How Are Migraines and Nausea Related?

It's unclear why millions of people suffer nausea with their migraines.

Current thinking suggests that migraines occur when certain nerves in the brain signal blood vessels on the brain's surface to enlarge. Changes in estrogen levels are also thought to play a role. That may be why more women than men experience migraines. Blood vessels on the brain's surface also swell when levels of the neurotransmitter serotonin drop. It's possible that people with low levels of serotonin may be more likely to experience migraines. Low levels of serotonin may also be linked to motion sickness and nausea.

Certain groups of people are more likely to experience nausea with a migraine. This includes women and people who are prone to motion sickness. Between 5% and 20% of the general population experiences motion sickness. And movement-related nausea is experienced by about 50% of the people who get migraines.

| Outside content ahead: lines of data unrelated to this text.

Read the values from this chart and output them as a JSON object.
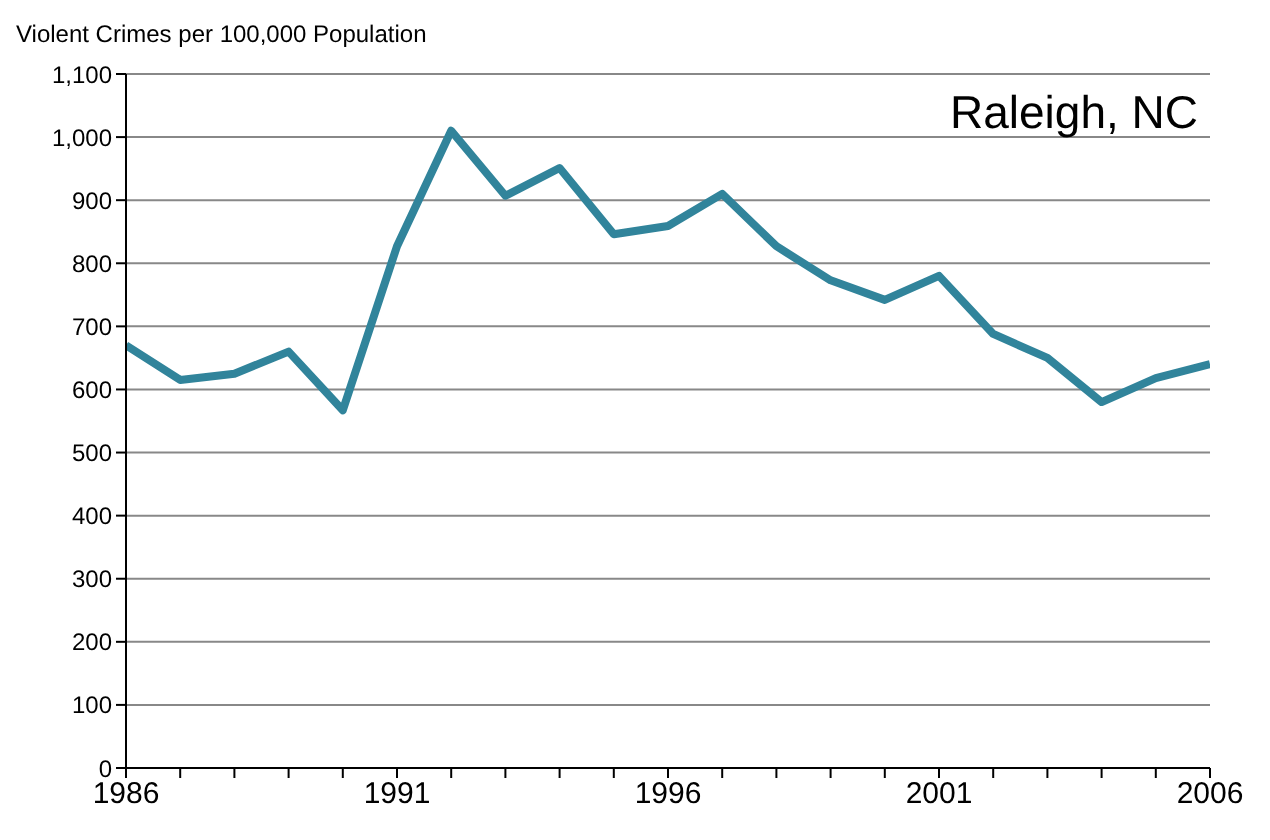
{
  "chart_data": {
    "type": "line",
    "ylabel": "Violent Crimes per 100,000 Population",
    "annotations": [
      "Raleigh, NC"
    ],
    "x": [
      1986,
      1987,
      1988,
      1989,
      1990,
      1991,
      1992,
      1993,
      1994,
      1995,
      1996,
      1997,
      1998,
      1999,
      2000,
      2001,
      2002,
      2003,
      2004,
      2005,
      2006
    ],
    "series": [
      {
        "color": "#31849b",
        "values": [
          670,
          615,
          625,
          660,
          567,
          827,
          1010,
          907,
          951,
          846,
          859,
          910,
          827,
          773,
          742,
          780,
          688,
          650,
          580,
          618,
          640
        ]
      }
    ],
    "xlim": [
      1986,
      2006
    ],
    "xticks": [
      1986,
      {
        "value": 1987,
        "label": null
      },
      {
        "value": 1988,
        "label": null
      },
      {
        "value": 1989,
        "label": null
      },
      {
        "value": 1990,
        "label": null
      },
      1991,
      {
        "value": 1992,
        "label": null
      },
      {
        "value": 1993,
        "label": null
      },
      {
        "value": 1994,
        "label": null
      },
      {
        "value": 1995,
        "label": null
      },
      1996,
      {
        "value": 1997,
        "label": null
      },
      {
        "value": 1998,
        "label": null
      },
      {
        "value": 1999,
        "label": null
      },
      {
        "value": 2000,
        "label": null
      },
      2001,
      {
        "value": 2002,
        "label": null
      },
      {
        "value": 2003,
        "label": null
      },
      {
        "value": 2004,
        "label": null
      },
      {
        "value": 2005,
        "label": null
      },
      2006
    ],
    "ylim": [
      0,
      1100
    ],
    "yticks": [
      0,
      100,
      200,
      300,
      400,
      500,
      600,
      700,
      800,
      900,
      {
        "value": 1000,
        "label": "1,000"
      },
      {
        "value": 1100,
        "label": "1,100"
      }
    ],
    "grid": "y",
    "marker": "none",
    "line_style": "solid"
  }
}
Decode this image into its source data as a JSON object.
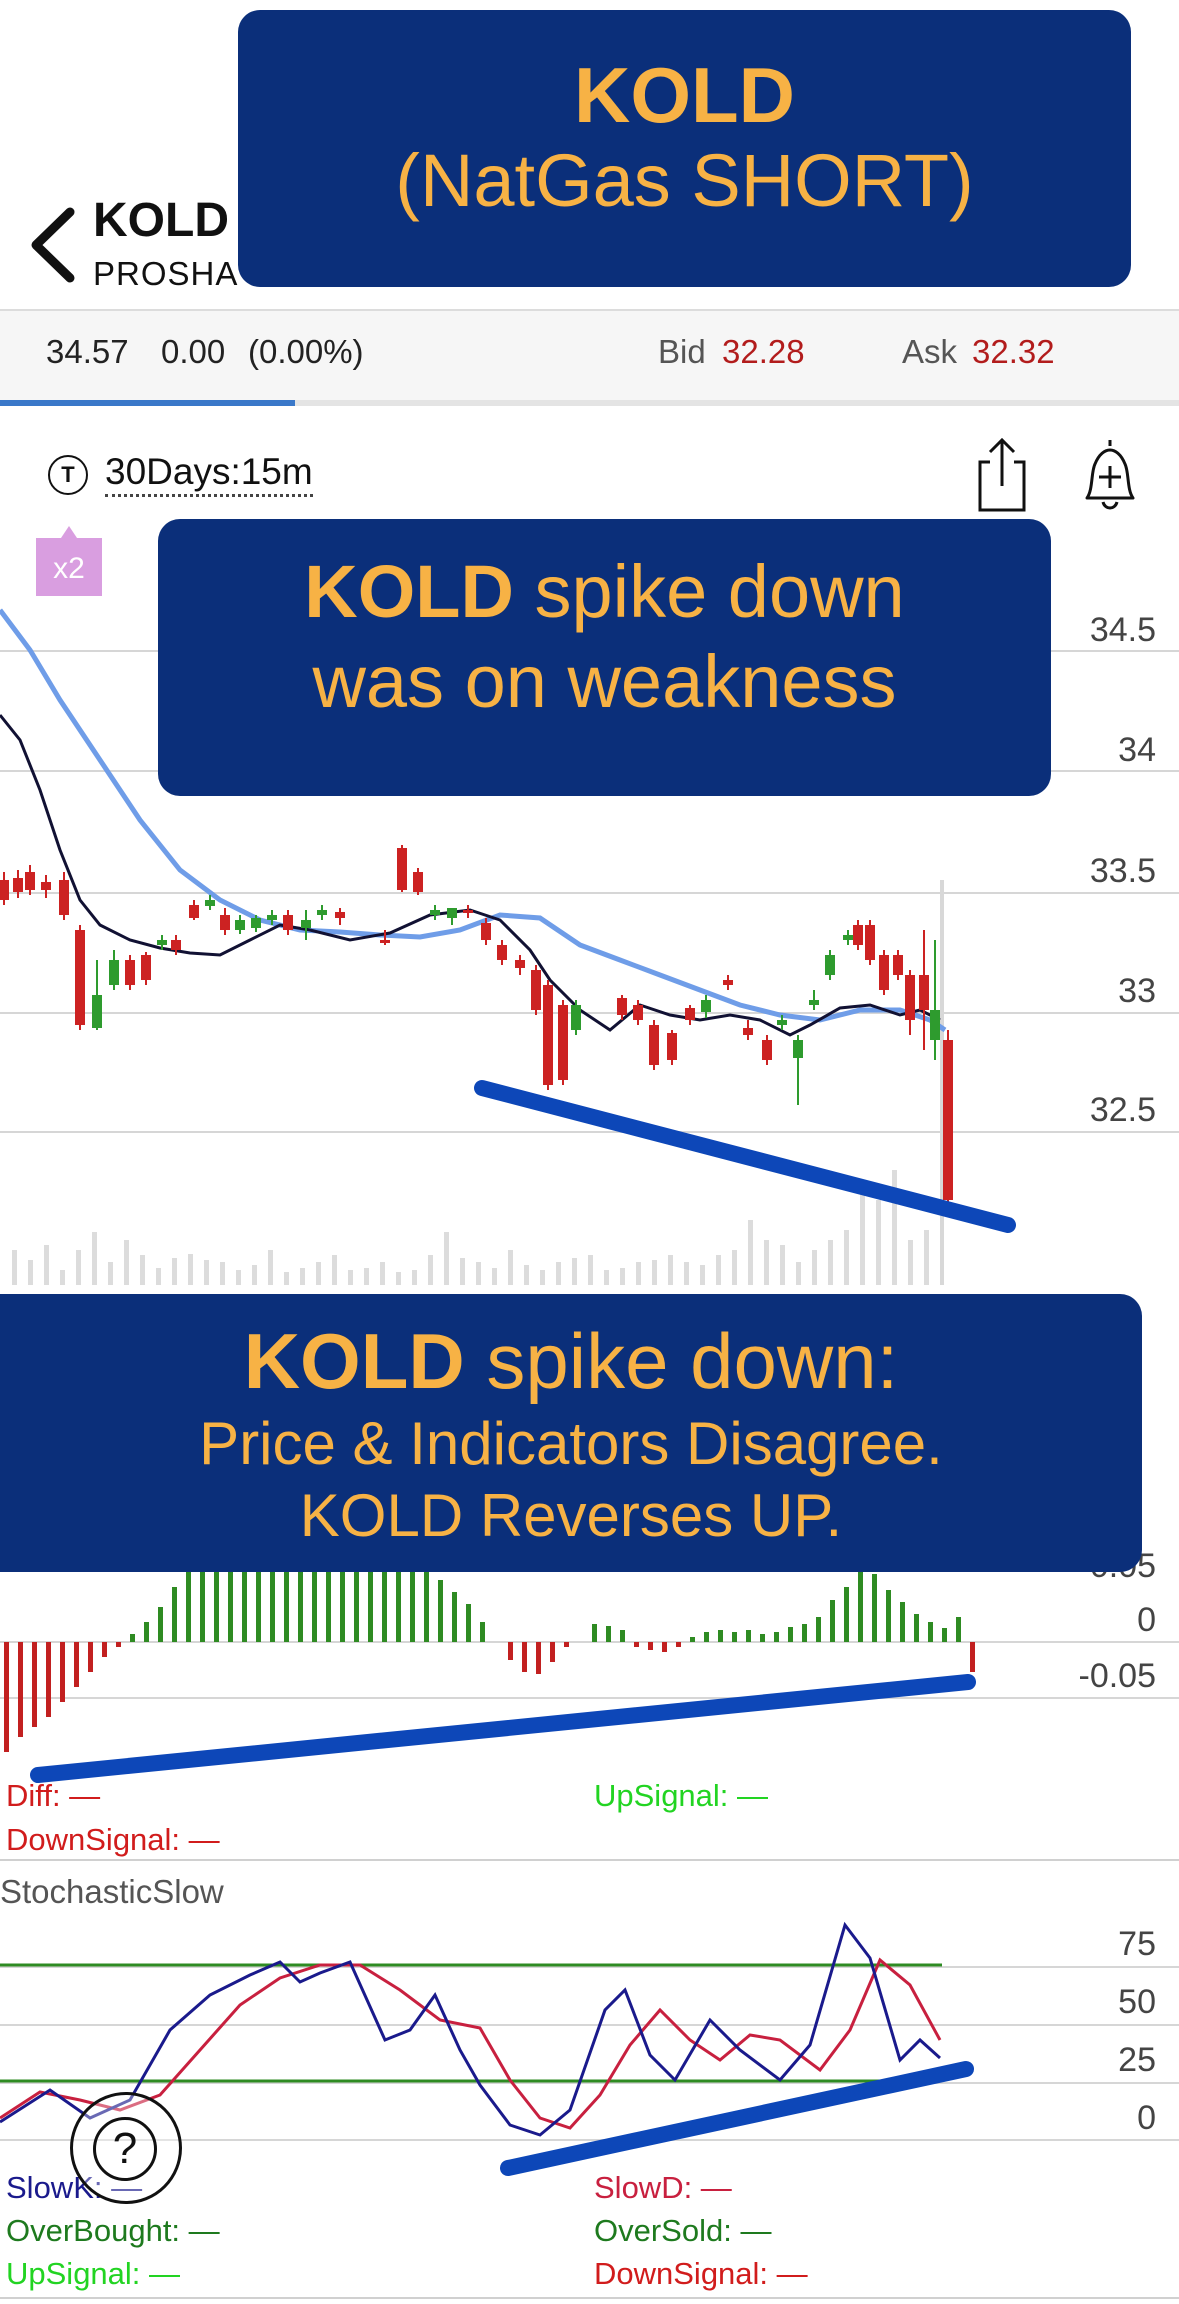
{
  "header": {
    "symbol": "KOLD",
    "name": "PROSHA",
    "back_icon": "chevron-left-icon"
  },
  "quote": {
    "last": "34.57",
    "change": "0.00",
    "change_pct": "(0.00%)",
    "bid_label": "Bid",
    "bid": "32.28",
    "ask_label": "Ask",
    "ask": "32.32"
  },
  "toolbar": {
    "timezone_badge": "T",
    "period": "30Days:15m",
    "share_icon": "share-icon",
    "alert_icon": "bell-plus-icon"
  },
  "x2_badge": "x2",
  "price_axis": [
    "34.5",
    "34",
    "33.5",
    "33",
    "32.5"
  ],
  "macd": {
    "axis": [
      "0.05",
      "0",
      "-0.05"
    ],
    "legend": {
      "diff": "Diff: —",
      "upsignal": "UpSignal: —",
      "downsignal": "DownSignal: —"
    }
  },
  "stochastic": {
    "title": "StochasticSlow",
    "axis": [
      "75",
      "50",
      "25",
      "0"
    ],
    "legend": {
      "slowk": "SlowK: —",
      "slowd": "SlowD: —",
      "overbought": "OverBought: —",
      "oversold": "OverSold: —",
      "upsignal": "UpSignal: —",
      "downsignal": "DownSignal: —"
    }
  },
  "banners": {
    "top_line1": "KOLD",
    "top_line2": "(NatGas SHORT)",
    "mid_bold": "KOLD",
    "mid_rest": " spike down",
    "mid_line2": "was on weakness",
    "bottom_bold": "KOLD",
    "bottom_rest": " spike down:",
    "bottom_line2": "Price & Indicators Disagree.",
    "bottom_line3": "KOLD Reverses UP."
  },
  "help_label": "?",
  "colors": {
    "banner_bg": "#0b2f7a",
    "banner_text": "#f7b245",
    "candle_up": "#2e9b2e",
    "candle_down": "#cc2222",
    "ma_fast": "#111133",
    "ma_slow": "#6f9de8",
    "trend_line": "#0d47b8",
    "slowk": "#1a1a8c",
    "slowd": "#c8203f",
    "threshold": "#2e8b22"
  }
}
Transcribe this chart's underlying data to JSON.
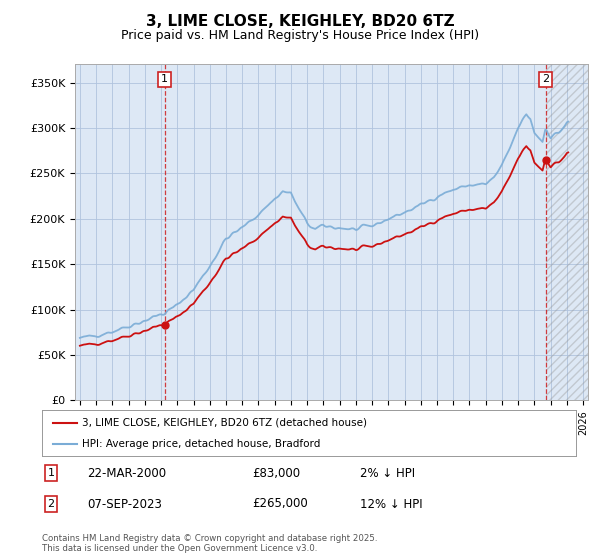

Certain types of migraine are likely to produce symptoms of nausea or vomiting. So are some migraine variants, which are migraines without headache. These include:

  • Migraine with or without aura. Migraines without aura are more common and may cause severe head pain, vision problems, vertigo, sensitivity to light, and nausea. People who have migraines with aura typically experience warning symptoms 20 minutes to one hour before the headache begins. These warning symptoms include visual disturbances and dizziness. 
  • Abdominal migraine. Most migraines cause headaches. In rare instances, children experience migraines that cause stomach pain instead. When attacks occur, they can cause children to feel nauseated or vomit. An attack may also cause a loss of appetite. People who experience abdominal migraines as children are likely to have migraine headaches in adulthood. 
  • Benign paroxysmal vertigo. This migraine variant is most often seen in toddlers. When it occurs, the toddler will seem to suddenly lose balance and may be unable to walk. The condition often causes children to vomit. Then the vertigo resolves after a period of a few minutes to several hours. 
  • Cyclic vomiting syndrome. This troubling condition occurs most often in children. Cyclic vomiting syndrome causes people to have periods of nausea and vomiting that can last anywhere from hours to days.

The exact relationship between cyclic vomiting syndrome and migraine has not been determined. The two conditions, though, do seem to be connected. They share many of the same triggers, including stress. Additionally, many children who have cyclic vomiting syndrome go on to develop migraine headaches or have relatives who suffer from migraine headaches.